Fighting the 20% Cut
Both the photographers and the venue say that it’s standard practice on Maui for coordinators to take a 20% cut for photographers who are booked through them — a fact that clients may largely be unaware of.
“The client is never made aware of this and if you tell the client that part of your fee will be going to the coordinator, you WILL be ostracized,” one photographer tells PetaPixel. “It is a unique situation that only Maui wedding professionals deal with. There are around 50 weddings PER DAY on Maui, but I doubt that any of our clients know that we are not getting what they think they are paying us.
“When coordinators take payment on behalf of the bride and groom, the subtract the 20% and give us the leftovers.”
Haiku Mill says that its policies help push back against this 20% cut.
“We developed this program at Haiku Mill in part to separate ourselves from the unethical way in which many venues and coordinators around the island take upwards of 20 percent from photographers who work with them, leaving photographers to figure out how to recoup that lost income,” Hosaki says. “We are working hard to eliminate this practice, and create an honest and transparent industry here on Maui, in which our high-end vendors can make a great living through the hard work they do.”
Photographers: Things Are Backwards
The photographers we spoke to say they’re unsatisfied with Haiku Mill’s explanations.
“At the end of the day, the venue should be paying us, the photographers and videographers, for the free (sorry – paid for) marketing materials we provide them during our times photographing events at the Mill,” one photographer says. “Without the images we provide the venue, they would have no way to sell their location.
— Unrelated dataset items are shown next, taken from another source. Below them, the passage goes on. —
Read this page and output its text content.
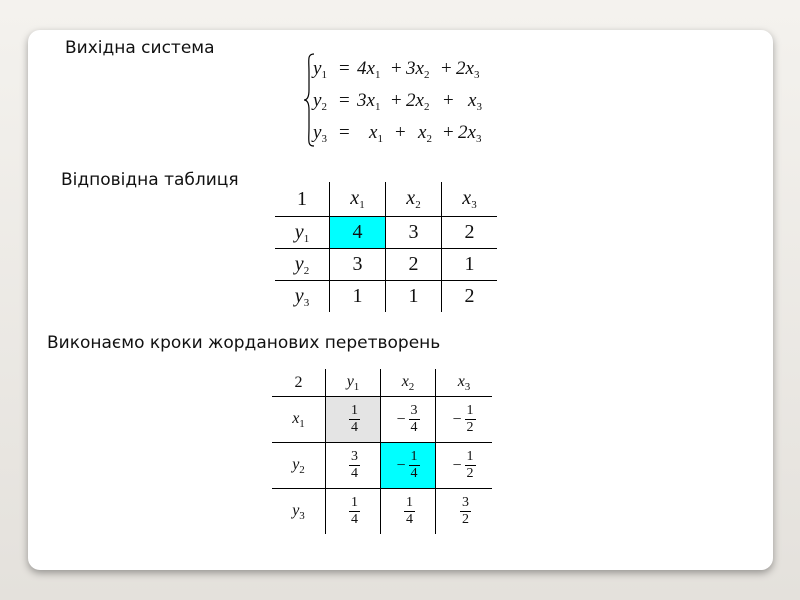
Вихідна система
$y_1 = 4x_1 + 3x_2 + 2x_3$
$y_2 = 3x_1 + 2x_2 + x_3$
$y_3 = x_1 + x_2 + 2x_3$
Відповідна таблиця
1	$x_1$	$x_2$	$x_3$
$y_1$	4	3	2
$y_2$	3	2	1
$y_3$	1	1	2
Виконаємо кроки жорданових перетворень
2	$y_1$	$x_2$	$x_3$
$x_1$	$\frac{1}{4}$	− $\frac{3}{4}$	− $\frac{1}{2}$

$y_2$	$\frac{3}{4}$	− $\frac{1}{4}$	− $\frac{1}{2}$

$y_3$	$\frac{1}{4}$	$\frac{1}{4}$	$\frac{3}{2}$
This line of thinking is completely backward.
“The venue should have no say in what transpires between the photographer and the client. […] The shot list should be between the client and the photographer/videographer. The venue is not the client and they should not be dictating any part of the shoot.”
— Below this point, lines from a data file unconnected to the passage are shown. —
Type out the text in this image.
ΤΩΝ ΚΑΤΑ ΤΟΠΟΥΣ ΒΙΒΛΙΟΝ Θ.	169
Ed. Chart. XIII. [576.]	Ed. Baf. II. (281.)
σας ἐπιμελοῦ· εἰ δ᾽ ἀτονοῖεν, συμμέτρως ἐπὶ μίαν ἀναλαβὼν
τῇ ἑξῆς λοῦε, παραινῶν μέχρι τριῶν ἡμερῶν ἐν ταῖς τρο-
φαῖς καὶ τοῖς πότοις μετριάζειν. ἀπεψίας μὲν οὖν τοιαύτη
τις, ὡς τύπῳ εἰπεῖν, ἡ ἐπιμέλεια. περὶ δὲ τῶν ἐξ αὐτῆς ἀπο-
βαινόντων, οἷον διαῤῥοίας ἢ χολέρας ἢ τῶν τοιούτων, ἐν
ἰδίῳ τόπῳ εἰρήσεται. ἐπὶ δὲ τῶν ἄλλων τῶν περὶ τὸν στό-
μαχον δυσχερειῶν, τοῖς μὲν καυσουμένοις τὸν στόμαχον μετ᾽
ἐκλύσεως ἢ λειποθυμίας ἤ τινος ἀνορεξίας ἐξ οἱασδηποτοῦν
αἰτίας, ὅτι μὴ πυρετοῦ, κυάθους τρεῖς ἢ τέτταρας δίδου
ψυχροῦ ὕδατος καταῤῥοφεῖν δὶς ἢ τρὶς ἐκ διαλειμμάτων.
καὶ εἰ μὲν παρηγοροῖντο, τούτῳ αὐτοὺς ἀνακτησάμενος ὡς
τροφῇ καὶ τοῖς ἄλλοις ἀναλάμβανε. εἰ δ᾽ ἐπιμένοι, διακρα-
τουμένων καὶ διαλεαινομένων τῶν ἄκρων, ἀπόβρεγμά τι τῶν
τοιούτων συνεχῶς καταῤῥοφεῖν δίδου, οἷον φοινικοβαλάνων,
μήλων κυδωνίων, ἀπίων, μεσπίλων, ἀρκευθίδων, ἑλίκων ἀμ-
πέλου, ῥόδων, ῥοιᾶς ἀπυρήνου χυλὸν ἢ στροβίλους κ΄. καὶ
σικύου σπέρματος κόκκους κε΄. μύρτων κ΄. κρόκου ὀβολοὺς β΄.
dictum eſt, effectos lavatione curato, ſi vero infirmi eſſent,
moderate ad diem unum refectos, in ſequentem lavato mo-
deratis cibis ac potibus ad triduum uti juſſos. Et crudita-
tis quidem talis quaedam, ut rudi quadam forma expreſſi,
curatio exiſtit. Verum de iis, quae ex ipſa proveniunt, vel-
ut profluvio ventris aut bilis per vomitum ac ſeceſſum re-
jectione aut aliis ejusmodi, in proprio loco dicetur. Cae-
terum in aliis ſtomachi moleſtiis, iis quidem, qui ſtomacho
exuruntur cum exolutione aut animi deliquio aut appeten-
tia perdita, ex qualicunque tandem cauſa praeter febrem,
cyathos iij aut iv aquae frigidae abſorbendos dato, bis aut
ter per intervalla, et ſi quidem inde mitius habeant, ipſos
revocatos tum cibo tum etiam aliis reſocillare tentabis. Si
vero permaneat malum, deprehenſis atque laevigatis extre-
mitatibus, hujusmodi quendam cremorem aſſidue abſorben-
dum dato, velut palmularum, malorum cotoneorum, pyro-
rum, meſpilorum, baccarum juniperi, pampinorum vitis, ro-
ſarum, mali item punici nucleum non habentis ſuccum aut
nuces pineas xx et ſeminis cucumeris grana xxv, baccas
“Insinuating that what the Mill is doing is different than the 20% commission industry standard is ridiculous,” a photographer says. “It’s the same thing, just done differently. It’s running a mile versus running 5280 ft. […] Both ways do not benefit the vendors; both ways take money out of my pocket to benefit the venue.”
“In what world am I responsible for maintaining your venue?” says a photographer. “Or paying for your advertising? If you believe your venue is worth more — charge more to the client. Increase your fees. It’s as simple as that.”
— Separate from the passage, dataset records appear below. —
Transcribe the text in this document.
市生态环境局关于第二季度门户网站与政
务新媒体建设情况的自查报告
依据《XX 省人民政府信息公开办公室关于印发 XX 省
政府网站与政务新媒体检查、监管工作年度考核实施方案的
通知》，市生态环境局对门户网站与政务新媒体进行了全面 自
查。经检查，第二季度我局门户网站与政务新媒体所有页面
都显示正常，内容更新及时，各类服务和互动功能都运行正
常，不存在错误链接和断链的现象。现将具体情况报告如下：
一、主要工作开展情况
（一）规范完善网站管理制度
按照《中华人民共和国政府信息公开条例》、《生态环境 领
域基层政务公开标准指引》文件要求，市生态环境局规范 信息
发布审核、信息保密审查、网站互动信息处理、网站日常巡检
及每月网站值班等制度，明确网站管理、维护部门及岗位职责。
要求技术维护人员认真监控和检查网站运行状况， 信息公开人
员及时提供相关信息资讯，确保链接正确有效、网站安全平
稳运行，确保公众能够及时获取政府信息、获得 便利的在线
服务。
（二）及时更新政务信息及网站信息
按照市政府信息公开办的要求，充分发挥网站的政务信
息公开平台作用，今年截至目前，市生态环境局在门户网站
The Hush-Hush Secrecy of Commissions
“There’s a hush-hush kind of secrecy that surrounds commissions on Maui,” one photographer says. “We aren’t allowed to talk to our clients about it and I HIGHLY doubt the Mill is forth-coming with this information.
“Can you imagine if the Mill told each and every bride and groom that their vendors have to pay $500 per year plus $50/hour to shoot at the venue? Or if other coordinators on the island said ‘yeah, we take up to 20% of your money from every single vendor. And then we charge you for our services too.’? There would be a HUGE outrage.”
“This isn’t just about the Mill. It’s about the slippery slope this creates in the industry. Soon all venues will begin charging a premium for professionals to shoot there. It’s truly a priced-out-of-paradise situation.
“We need the backing of the professional community worldwide. We need people in the industry to stand behind us and support us in this endeavor. If brides know this information, it will catch on like wildfire. It may be the first spark in a revolution for more fair and equitable industry practices in Maui and other places that are thinking of adopting these practices.
“And in the end, we truly will all benefit.”